Google Launches LLM-Evalkit to Bring Order and Metrics to Prompt Engineering
Google has introduced LLM-Evalkit, an open-source framework built on Vertex AI SDKs designed to bring structure and measurability to prompt engineering for large language models. This lightweight tool aims to replace fragmented documents and guesswork-driven iterations with a unified, data-driven workflow.
As Michael Santoro points out, anyone who has worked with LLMs understands the frustration—teams experimenting in one console, saving prompts elsewhere, and facing inconsistent measurements. LLM-Evalkit consolidates these efforts into a single, cohesive environment where prompts can be created, tested, versioned, and compared side by side. By maintaining a shared record of changes, teams can now track which modifications improve performance, moving beyond memory or spreadsheets.
The toolkit operates on a simple principle: stop guessing, start measuring.
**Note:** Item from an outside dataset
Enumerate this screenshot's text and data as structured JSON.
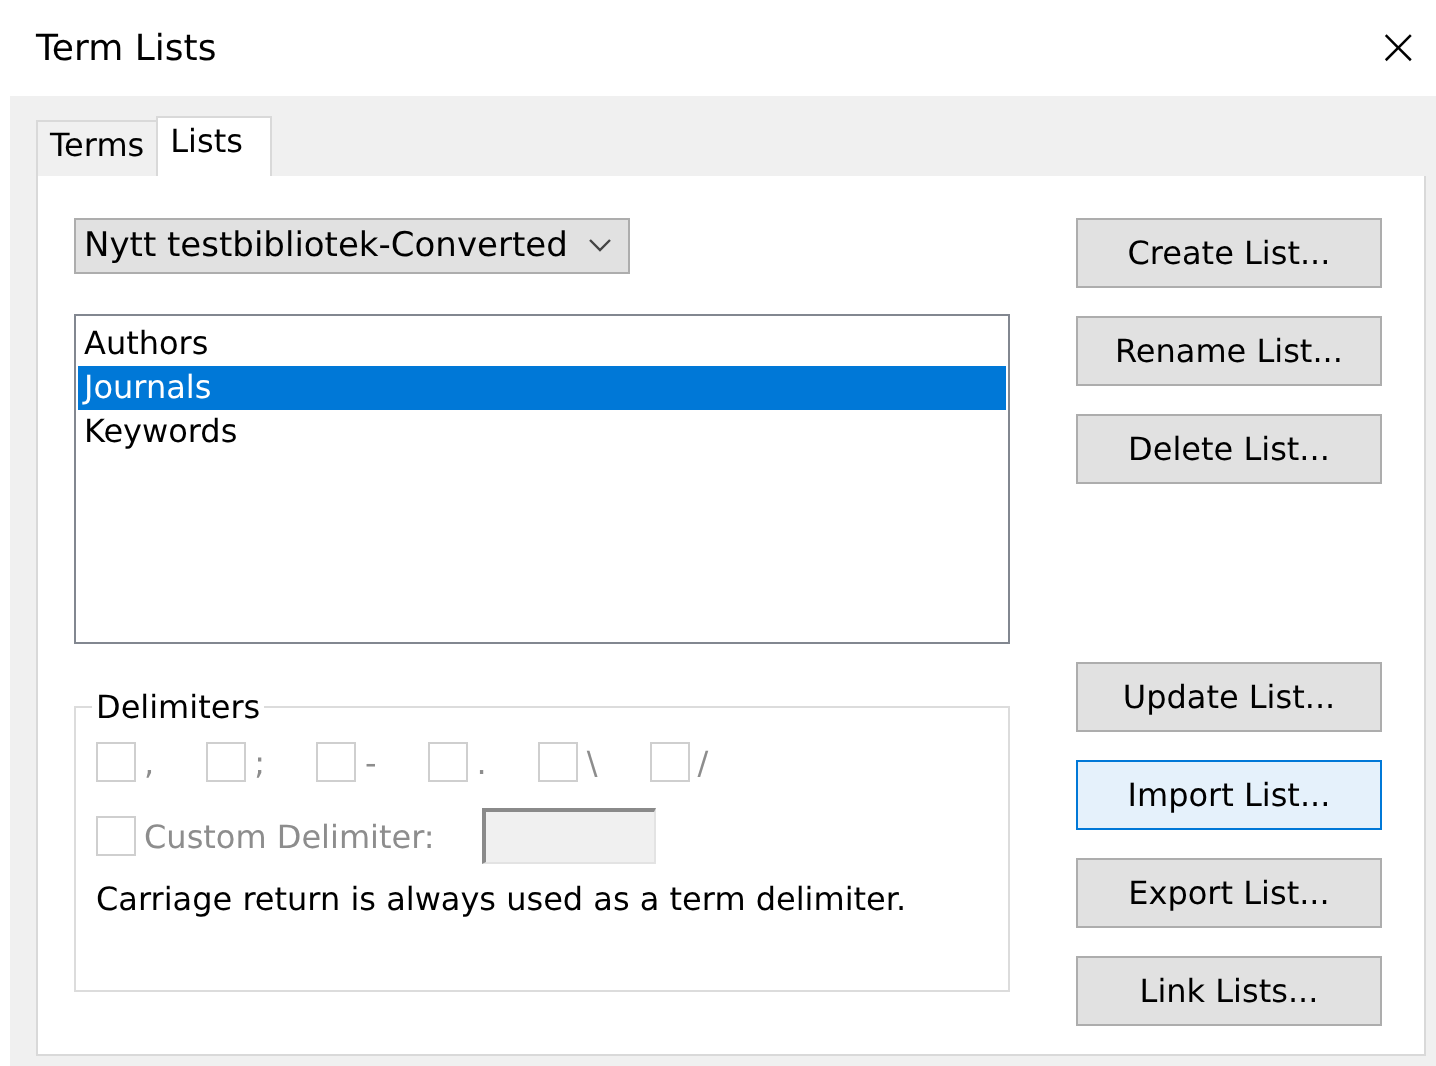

Instead of asking which prompt “feels” better, users define a specific task, assemble a representative dataset, and evaluate outputs using objective metrics. This framework ensures every improvement is quantifiable, transforming intuition into evidence.
The approach integrates seamlessly with existing Google Cloud workflows. Built on Vertex AI SDKs and connected to Google’s evaluation tools, LLM-Evalkit establishes a structured feedback loop between experimentation and performance tracking. Teams can run tests, compare outputs, and maintain a single source of truth for all prompt iterations—without switching between multiple environments.
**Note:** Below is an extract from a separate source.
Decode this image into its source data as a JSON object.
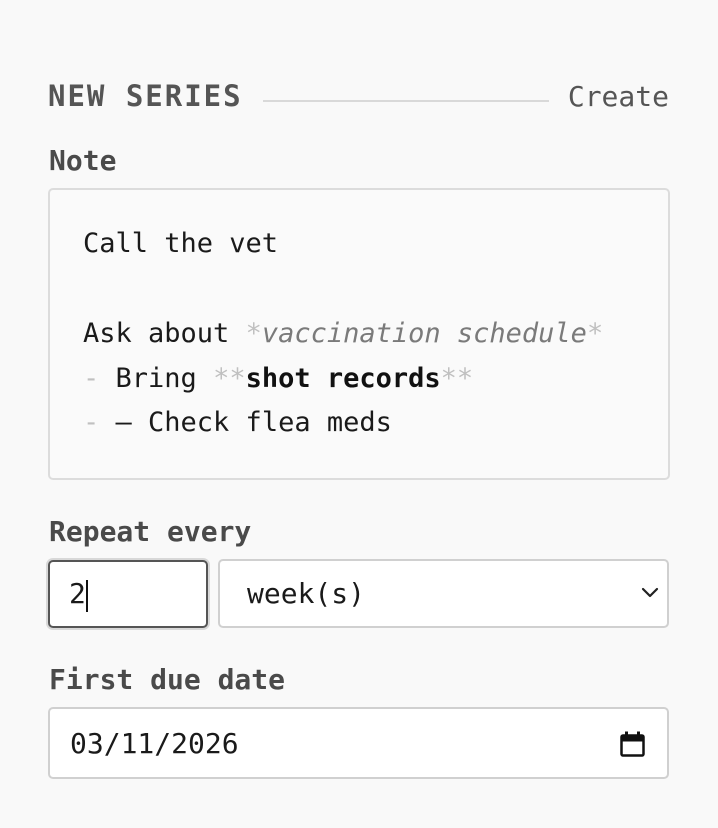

Additionally, Google designed an inclusive framework. Through its no-code interface, LLM-Evalkit makes prompt engineering accessible to a broader range of professionals—from developers and data scientists to product managers and UX writers. By lowering technical barriers, it enables faster iteration and fosters closer collaboration between technical and non-technical team members, making prompt design a truly interdisciplinary effort.
Santoro shared his enthusiasm on LinkedIn:
I'm thrilled to announce a new open-source framework I've been developing—LLM-Evalkit! It's designed to streamline the prompt engineering process for teams working with LLMs on Google Cloud.The announcement has drawn attention from industry professionals. One user commented on LinkedIn:
This looks great, Michael. We’ve struggled with the lack of a centralized system to track changes in prompts over time—especially during model upgrades. Looking forward to trying this out.LLM-Evalkit is now available as an open-source project on GitHub, integrated with Vertex AI, and comes with tutorials in the Google Cloud Console. New users can take advantage of Google’s $300 credit to explore its capabilities. With LLM-Evalkit, Google aims to transform prompt engineering from a process of improvisation into a repeatable, transparent practice—one that becomes smarter with every iteration.